As palavras dele cravaram mil facas em meu frágil coração e me fizeram ficar ali, como uma escrava abandonada, enquanto ele levava Olivia para o quarto de hóspedes.
Parecia que esta era uma noite amaldiçoada.
Olivia vivia sempre doente, portanto, não demorou muito para ela pegar um resfriado e ter uma febre alta depois de ter ficado encharcada na chuva. Isso deixou Elliott muito preocupado. Ele trocou as roupas e secou o cabelo dela enquanto eu os observava depois de ter me esgueirado até a porta do quarto de hóspedes.
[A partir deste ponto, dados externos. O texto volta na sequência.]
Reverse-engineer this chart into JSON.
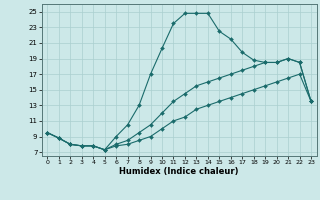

Talvez ele se sentisse desconfortável ou enojado com a minha presença, por isso, depois de colocar a amante na cama, ele me lançou um olhar frio e disse: "Você pode ir para a antiga mansão da minha família e ficar lá esta noite. Olivia está com febre e já está muito tarde, então não posso mandá-la de volta para casa."
Que ousadia a dele! Ele sabia que já estava muito tarde, mas estava me mandando para a velha mansão! Ele me odiava tanto assim? Ha-ha! Era tudo culpa minha, pois eu não deveria ter me aproximado desses dois amantes.
Ele estava de costas enquanto eu o observei por um tempo, ponderando sobre como dizer que a velha mansão ficava muito longe daqui e que era perigoso para uma mulher sair por aí sozinha a uma hora dessas. Parecia até que ele tinha se esquecido de que eu ainda estava ali, enquanto acariciava as bochechas vermelhas de Olivia, olhando para ela com preocupação e afeto. Em contraponto, ficou muito claro que ele não se importava nem um pouco com minha segurança.
Juntando coragem, consegui dizer calmamente: "Vou ficar no meu quarto, pois não posso ir para a velha mansão a uma hora dessas." Eu nunca me colocaria em perigo só porque ele queria um tempo sozinho para cuidar da amante.
Em seguida, saí de perto do quarto de hóspedes, amaldiçoando aqueles dois em minha mente. No corredor, vi Colton Blake andando apressadamente. Ele estava vestindo um pijama preto e chinelos. Parecia que ele veio para cá o mais rápido que pôde.